The Pope Clarifies

I have heard that members of the Church of England are still debating the thorny issue of women’s ordination. Just to help our brothers and sisters see the issue more clearly here is the teaching of Pope John Paul II on the issue:

Wherefore, in order that all doubt may be removed regarding a matter of great importance, a matter which pertains to the Church’s divine constitution itself, in virtue of my ministry of confirming the brethren (cf. Lk 22:32) I declare that the Church has no authority whatsoever to confer priestly ordination on women and that this judgment is to be definitively held by all the Church’s faithful. — May, 1994 - Ordinatio Sacredotalis

roma locuta. causa finita.

So what’s all the fuss?

About Fr. Dwight Longenecker
  • Deacon Tom Lang

    And of course let us not forget:
    CONCERNING THE TEACHING CONTAINED IN ORDINATIO SACERDOTALIS RESPONSUM AD DUBIUM

    Congregation for the Doctrine of the Faith

    October 28, 1995

    Dubium: Whether the teaching that the Church has no authority whatsoever to confer priestly ordination on women, which is presented in the Apostolic Letter Ordinatio Sacerdotalis to be held definitively, is to be understood as belonging to the deposit of faith.

    Responsum: In the affirmative.

    This teaching requires definitive assent, since, founded on the written Word of God, and from the beginning constantly preserved and applied in the Tradition of the Church, it has been set forth infallibly by the ordinary and universal Magisterium (cf. Second Vatican Council, Dogmatic Constitution on the Church Lumen Gentium 25, 2). Thus, in the present circumstances, the Roman Pontiff, exercising his proper office of confirming the brethren (cf. Lk 22:32), has handed on this same teaching by a formal declaration, explicitly stating what is to be held always, everywhere, and by all, as belonging to the deposit of the faith.

    The Sovereign Pontiff John Paul II, at the Audience granted to the undersigned Cardinal Prefect, approved this Reply, adopted in the ordinary session of this Congregation, and ordered it to be published.

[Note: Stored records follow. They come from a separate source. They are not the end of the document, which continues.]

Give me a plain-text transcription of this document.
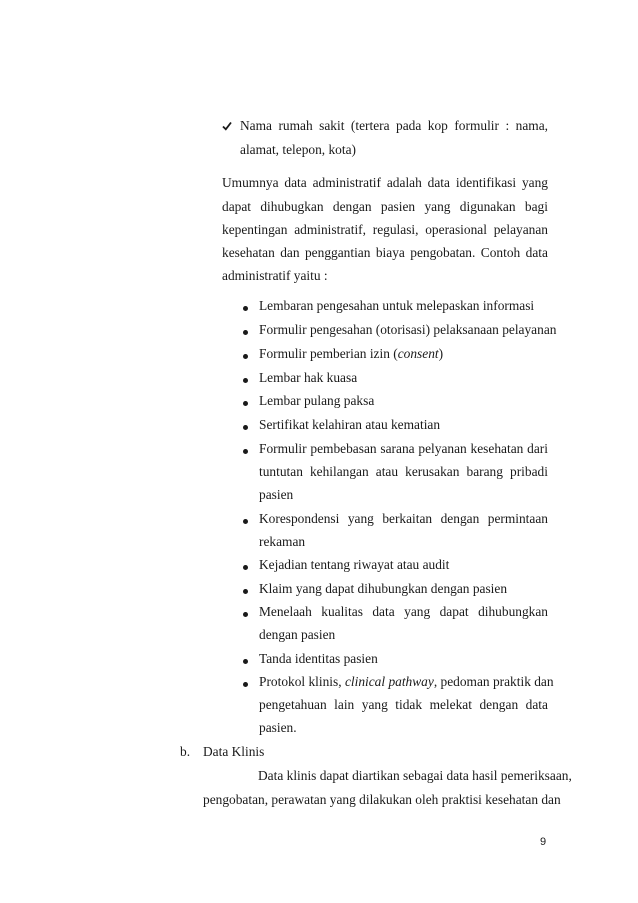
Nama rumah sakit (tertera pada kop formulir : nama,
alamat, telepon, kota)
Umumnya data administratif adalah data identifikasi yang
dapat dihubugkan dengan pasien yang digunakan bagi
kepentingan administratif, regulasi, operasional pelayanan
kesehatan dan penggantian biaya pengobatan. Contoh data
administratif yaitu :
Lembaran pengesahan untuk melepaskan informasi
Formulir pengesahan (otorisasi) pelaksanaan pelayanan
Formulir pemberian izin (consent)
Lembar hak kuasa
Lembar pulang paksa
Sertifikat kelahiran atau kematian
Formulir pembebasan sarana pelyanan kesehatan dari
tuntutan kehilangan atau kerusakan barang pribadi
pasien
Korespondensi yang berkaitan dengan permintaan
rekaman
Kejadian tentang riwayat atau audit
Klaim yang dapat dihubungkan dengan pasien
Menelaah kualitas data yang dapat dihubungkan
dengan pasien
Tanda identitas pasien
Protokol klinis, clinical pathway, pedoman praktik dan
pengetahuan lain yang tidak melekat dengan data
pasien.
b. Data Klinis
Data klinis dapat diartikan sebagai data hasil pemeriksaan,
pengobatan, perawatan yang dilakukan oleh praktisi kesehatan dan
9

    Rome, from the offices of the Congregation for the Doctrine of the Faith, on the Feast of the Apostles SS. Simon and Jude, October 28, 1995.

    Joseph Card. Ratzinger
    Prefect

    Tarcisio Bertone
    Archbishop Emeritus of Vercelli

  • flyingvic

    “The Church has no authority whatsoever . . .” – unless and until the Holy Spirit, in leading us into all truth, declares otherwise?

  • Dean

    Would that be considered an infallible statement by His Holiness?
    I’m not certain on the exact conditions required.

    • Fr. Dwight Longenecker

      In my opinion, yes.

      • flyingvic

        Which would mean, therefore, that the Holy Spirit has neither the power or the authority to change the Pope’s mind?

        • Fr. Dwight Longenecker

          The Pope is led by the Holy Spirit who inspires the whole church. The Holy Father is the voice of the whole church which is the Body of Christ. Change in the Catholic Church most always comes from the grass roots level and that’s how it should be.

          • flyingvic

            That’s a No, then?

        • http://www.frcory.org Fr. Cory Sticha

          To restate more accurately, the Pope has neither the power nor the authority to change the Holy Spirit’s mind. Infallible doesn’t mean “I’m the Pope, and I’ve made up my mind.” It means that God has revealed this unchangeable Truth through His Pope. Regardless of what the Pope wants or doesn’t want, even he can’t change God’s mind.